Is there a consistent reason why there was little migration from mainland France to its colonies during the first and second French Empire (~1500-1963)? Even most of the French speaking pied-noirs in Algeria were from other European countries.

by OptimusCrime69
erasmae

In a course on Canadian history, we were taught that one of the many causes of the ultimate historical failure of French colonies in America was that unlike people from the British Isles, French people strongly disliked the idea of living elsewhere than in France. As a result, French colonial populations in Canada and elsewhere were much smaller and slower-growing than those of English colonies.

erasmae

Part I - I found the answer easily via the university library in the book EUROPEANS ON THE MOVE: STUDIES ON EUROPEAN MIGRATION 1500-1800, ed. Nicholas Canny, 1994 (New York: Clarendon Press; Oxford: Oxford University Press). Chapter 3 (start p. 237) about France is by Peter Moogk, who writes: "The Histoire du Chevalier des Grieux et de Manon Lescaut (1731) inspired two operas of that name. When Abbé Antoine-François Prévost wrote this story of a courtesan, Manon, who was exiled to Louisiana and followed by her noble lover, he expressed a widespread French view of overseas emigration. The view was that permanent resettlement in the colonies was an option that no free person would willingly accept, no matter what adversity he or she faced at home. The story was a tragedy because des Grieux's passion for Manon drove him into colonial exile. Since the American colonies were a place of cruel exile, it followed that individuals who settled there must have done so under compulsion.

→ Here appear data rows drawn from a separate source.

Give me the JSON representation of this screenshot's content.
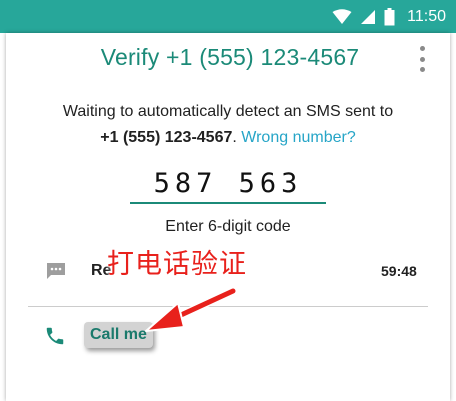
{
  "status_bar": {
    "time": "11:50",
    "background": "#27a79a"
  },
  "header": {
    "title": "Verify +1 (555) 123-4567",
    "menu_icon": "more-vert-icon"
  },
  "description": {
    "line1": "Waiting to automatically detect an SMS sent to",
    "phone": "+1 (555) 123-4567",
    "separator": ".",
    "wrong_number_link": "Wrong number?"
  },
  "code_input": {
    "value": "587 563",
    "hint": "Enter 6-digit code"
  },
  "resend_row": {
    "label": "Re",
    "timer": "59:48",
    "icon": "sms-icon"
  },
  "call_row": {
    "label": "Call me",
    "icon": "phone-icon"
  },
  "annotation": {
    "text": "打电话验证",
    "color": "#e8211c"
  },
  "colors": {
    "accent": "#1b8a78",
    "link": "#26a5c7"
  }
}
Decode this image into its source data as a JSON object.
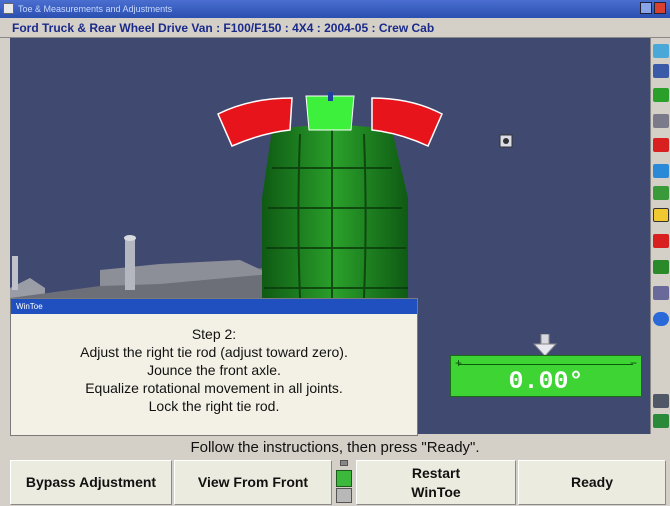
{
  "window": {
    "title": "Toe & Measurements and Adjustments",
    "subtitle": "Ford Truck & Rear Wheel Drive Van : F100/F150 : 4X4 : 2004-05 : Crew Cab"
  },
  "dialog": {
    "title": "WinToe",
    "lines": [
      "Step 2:",
      "Adjust the right tie rod (adjust toward zero).",
      "Jounce the front axle.",
      "Equalize rotational movement in all joints.",
      "Lock the right tie rod."
    ]
  },
  "gauge": {
    "value": "0.00°",
    "plus": "+",
    "minus": "−",
    "color": "#3dd434"
  },
  "instruction": "Follow the instructions, then press \"Ready\".",
  "buttons": {
    "bypass": "Bypass Adjustment",
    "view_front": "View From Front",
    "restart_line1": "Restart",
    "restart_line2": "WinToe",
    "ready": "Ready"
  },
  "colors": {
    "viewport_bg": "#404a70",
    "tire": "#1f8a1f",
    "target_arc": "#e8141c",
    "target_center": "#3cf03c"
  },
  "icons": {
    "sidebar": [
      "help-icon",
      "alignment-icon",
      "measure-icon",
      "tools-icon",
      "car-icon",
      "gauge-icon",
      "settings-icon",
      "wintoe-icon",
      "spec-icon",
      "adjust-icon",
      "print-icon",
      "globe-icon",
      "camera-icon",
      "exit-icon"
    ]
  }
}
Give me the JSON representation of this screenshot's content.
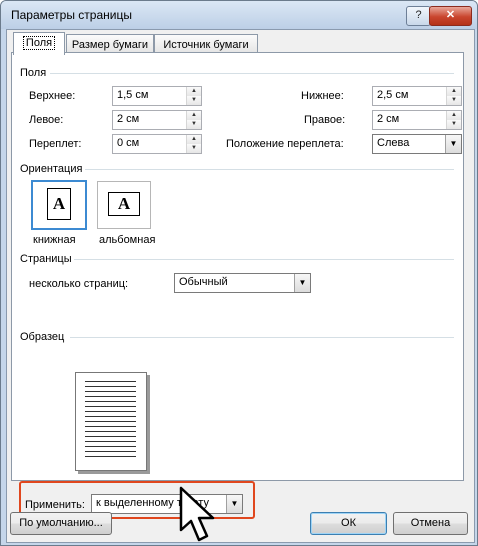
{
  "window": {
    "title": "Параметры страницы",
    "help_label": "?",
    "close_label": "✕"
  },
  "tabs": [
    {
      "label": "Поля",
      "active": true
    },
    {
      "label": "Размер бумаги",
      "active": false
    },
    {
      "label": "Источник бумаги",
      "active": false
    }
  ],
  "margins": {
    "group_label": "Поля",
    "top": {
      "label": "Верхнее:",
      "value": "1,5 см"
    },
    "bottom": {
      "label": "Нижнее:",
      "value": "2,5 см"
    },
    "left": {
      "label": "Левое:",
      "value": "2 см"
    },
    "right": {
      "label": "Правое:",
      "value": "2 см"
    },
    "gutter": {
      "label": "Переплет:",
      "value": "0 см"
    },
    "gutter_position": {
      "label": "Положение переплета:",
      "value": "Слева"
    }
  },
  "orientation": {
    "group_label": "Ориентация",
    "portrait_label": "книжная",
    "landscape_label": "альбомная",
    "icon_letter": "A",
    "selected": "portrait"
  },
  "pages": {
    "group_label": "Страницы",
    "multiple_label": "несколько страниц:",
    "multiple_value": "Обычный"
  },
  "preview": {
    "group_label": "Образец"
  },
  "apply": {
    "label": "Применить:",
    "value": "к выделенному тексту"
  },
  "buttons": {
    "default": "По умолчанию...",
    "ok": "ОК",
    "cancel": "Отмена"
  },
  "arrows": {
    "up": "▲",
    "down": "▼"
  }
}
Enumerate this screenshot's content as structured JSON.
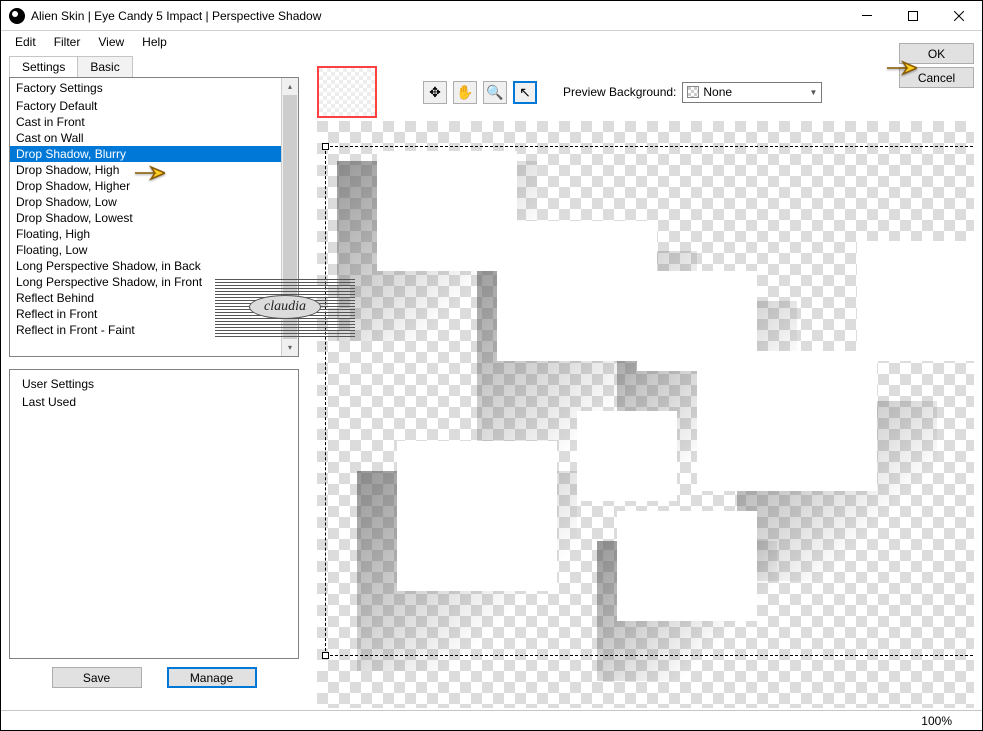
{
  "title": "Alien Skin | Eye Candy 5 Impact | Perspective Shadow",
  "menu": [
    "Edit",
    "Filter",
    "View",
    "Help"
  ],
  "tabs": {
    "active": "Settings",
    "inactive": "Basic"
  },
  "factory": {
    "header": "Factory Settings",
    "items": [
      "Factory Default",
      "Cast in Front",
      "Cast on Wall",
      "Drop Shadow, Blurry",
      "Drop Shadow, High",
      "Drop Shadow, Higher",
      "Drop Shadow, Low",
      "Drop Shadow, Lowest",
      "Floating, High",
      "Floating, Low",
      "Long Perspective Shadow, in Back",
      "Long Perspective Shadow, in Front",
      "Reflect Behind",
      "Reflect in Front",
      "Reflect in Front - Faint"
    ],
    "selected_index": 3
  },
  "user": {
    "header": "User Settings",
    "items": [
      "Last Used"
    ]
  },
  "buttons": {
    "save": "Save",
    "manage": "Manage",
    "ok": "OK",
    "cancel": "Cancel"
  },
  "preview_bg": {
    "label": "Preview Background:",
    "value": "None"
  },
  "zoom": "100%",
  "watermark": "claudia"
}
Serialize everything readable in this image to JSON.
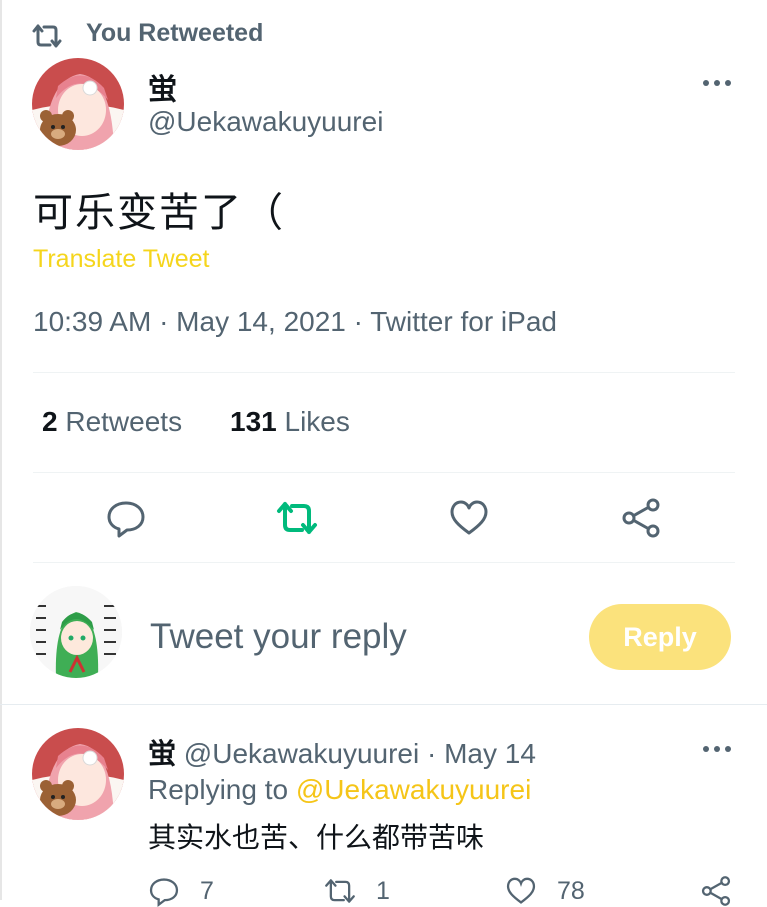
{
  "header": {
    "retweet_label": "You Retweeted"
  },
  "tweet": {
    "display_name": "蛍",
    "handle": "@Uekawakuyuurei",
    "text": "可乐变苦了（",
    "translate": "Translate Tweet",
    "meta": "10:39 AM · May 14, 2021 · Twitter for iPad"
  },
  "stats": {
    "retweets_count": "2",
    "retweets_label": "Retweets",
    "likes_count": "131",
    "likes_label": "Likes"
  },
  "actions": [
    "reply-icon",
    "retweet-icon",
    "like-icon",
    "share-icon"
  ],
  "composer": {
    "placeholder": "Tweet your reply",
    "button": "Reply"
  },
  "reply": {
    "display_name": "蛍",
    "handle": "@Uekawakuyuurei",
    "date": "· May 14",
    "replying_prefix": "Replying to",
    "replying_to": "@Uekawakuyuurei",
    "text": "其实水也苦、什么都带苦味",
    "reply_count": "7",
    "retweet_count": "1",
    "like_count": "78"
  },
  "colors": {
    "accent": "#f5d51c",
    "retweet_green": "#00ba7c",
    "muted": "#536471",
    "reply_button": "#fbe27c"
  }
}
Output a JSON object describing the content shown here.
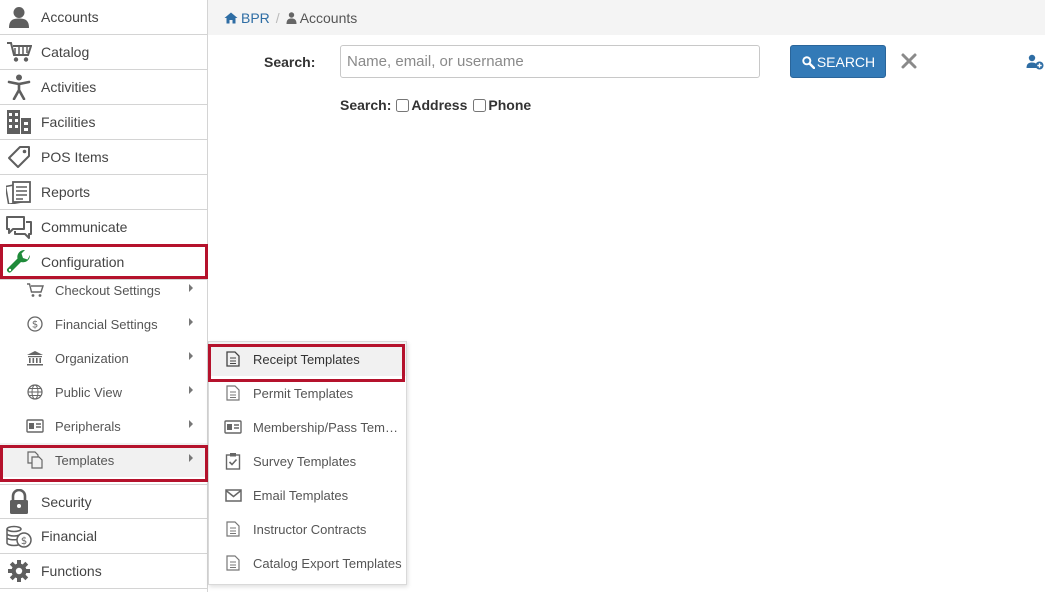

It was always assumed that French colonials were the offspring of exiled criminals and prostitutes and other social outcasts ( . . . ) English speakers shared this prejudice ( . . . ) "Although there was some truth to the belief that France's colonies were peopled by exiled criminals, that conviction overshadowed the fact that a greater number of respectable people had settled there ( . . . ) Criminals were not dispatched to New France in the seventeenth century, yet people assumed that they must have been sent there. The persistent assumption that social outcasts had populated France's American possessions was one of the barriers to large-scale French colonization abroad. Overseas migration was a last, desperate option to be considered only by those who could no longer make a living in their place of birth. The myth that the French colonies were entirely populated by criminals sustained that repugnance for transatlantic emigration."

erasmae

Part 2 - These other excerpts from the same source may also interest you: "Exceptional mass emigrations have been studied. The most infamous one was the result of religious intolerance. In the seventeenth century, and especially after the revocation of the Edict of Nantes in 1685, from 130,000 to 250,000 French Protestants fled to adjacent England, Switzerland, Rhineland-Palatinate, and the Dutch Republic. Secondary migrations carried these Huguenots to South Africa, Ireland, and British North America. Marcel Trudel observed that during the seventeenth century there were more French speakers in New York Province than in nearby New France. Louis XIV was not disposed to accept Protestants as settlers in the French colonies, and the Huguenots, for their part, had no love for the monarch who had outlawed their faith. Thus French Calvinists played only a small role in the settlement of French America. The other exceptional migration that has received scholarly attention is the exodus of over 60,000 royalist émigrés from France in the 1790s. A few of these people appeared in Louisiana and Canada, even though these colonies were no longer French possessions, but most remained poised in England and other European countries, awaiting restoration of the French monarchy. ( . . . ) Despite being inland, Paris supplied a tenth of all emigrants to ‘Canada’, as the St Lawrence valley-Great Lakes colony was called. That was because the metropolis itself was the destination of many newcomers. Its role was also inflated by the fact that most of the 850 filles du roi sent as potential brides to New France in 1663–73 were drawn from a Paris hospice for orphans."